“What we realized is that our form of getting close to the customer was going to have to shift because where the consumer was spending their time was shifting pretty dramatically,” QVC Group chief business development officer Brian Beitler told Fortune at a panel at the eTail conference last month in Palm Springs, Calif.
Social commerce is behind about $150 billion in U.S. consumer spending right now and QVC wants in. Beitler sees scrolling on TikTok as analogous to surfing TV channels. When QVC started in the 1980’s, it succeeded by grabbing people’s attention as they channel-surfed past QVC or HSN and then clicked right back when they saw a product or moment that grabbed them.

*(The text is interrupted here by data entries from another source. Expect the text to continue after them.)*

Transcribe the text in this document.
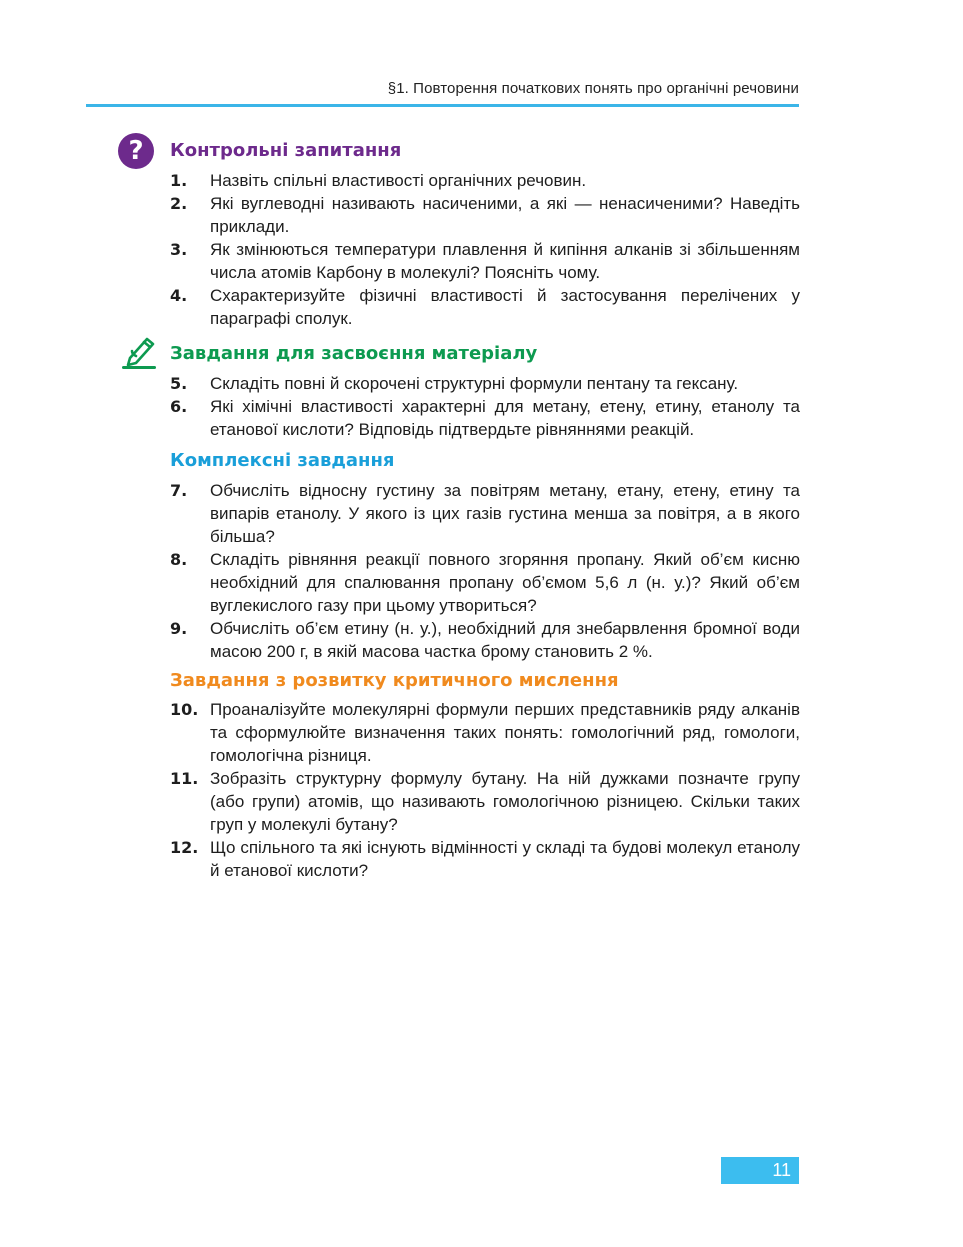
§1. Повторення початкових понять про органічні речовини
?	Контрольні запитання
1. Назвіть спільні властивості органічних речовин.
2. Які вуглеводні називають насиченими, а які — ненасиченими? Наведіть приклади.
3. Як змінюються температури плавлення й кипіння алканів зі збільшенням числа атомів Карбону в молекулі? Поясніть чому.
4. Схарактеризуйте фізичні властивості й застосування перелічених у параграфі сполук.
Завдання для засвоєння матеріалу
5. Складіть повні й скорочені структурні формули пентану та гексану.
6. Які хімічні властивості характерні для метану, етену, етину, етанолу та етанової кислоти? Відповідь підтвердьте рівняннями реакцій.
Комплексні завдання
7. Обчисліть відносну густину за повітрям метану, етану, етену, етину та випарів етанолу. У якого із цих газів густина менша за повітря, а в якого більша?
8. Складіть рівняння реакції повного згоряння пропану. Який об’єм кисню необхідний для спалювання пропану об’ємом 5,6 л (н. у.)? Який об’єм вуглекислого газу при цьому утвориться?
9. Обчисліть об’єм етину (н. у.), необхідний для знебарвлення бромної води масою 200 г, в якій масова частка брому становить 2 %.
Завдання з розвитку критичного мислення
10. Проаналізуйте молекулярні формули перших представників ряду алканів та сформулюйте визначення таких понять: гомологічний ряд, гомологи, гомологічна різниця.
11. Зобразіть структурну формулу бутану. На ній дужками позначте групу (або групи) атомів, що називають гомологічною різницею. Скільки таких груп у молекулі бутану?
12. Що спільного та які існують відмінності у складі та будові молекул етанолу й етанової кислоти?
11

Last year, a few months after launching the TikTok partnership, QVC, a publicly traded company controlled by longtime media mogul John Malone, said some 74,000 TikTok creators had featured QVC products on their shoppable videos and livestreams, but Beitler declined to provide an updated number, saying it was better to focus on partners looking to build a sustainable sales channel.
QVC has clear parameters for the ideal partners to showcase its products on TikTok. “They should come across as having a level of expertise and a level of knowledge,” Beitler said, adding that authenticity in the storytelling is key.
But to be successful, he said, brands might need an attitude shift on how they work with collaborators. “The most difficult thing for brands and retailers, for those of us in this room, is you have to relinquish a bit of control,” said Beitler. “You’ll give them information on the product and trust them then to use that in an authentic and high-trust way with their audiences.”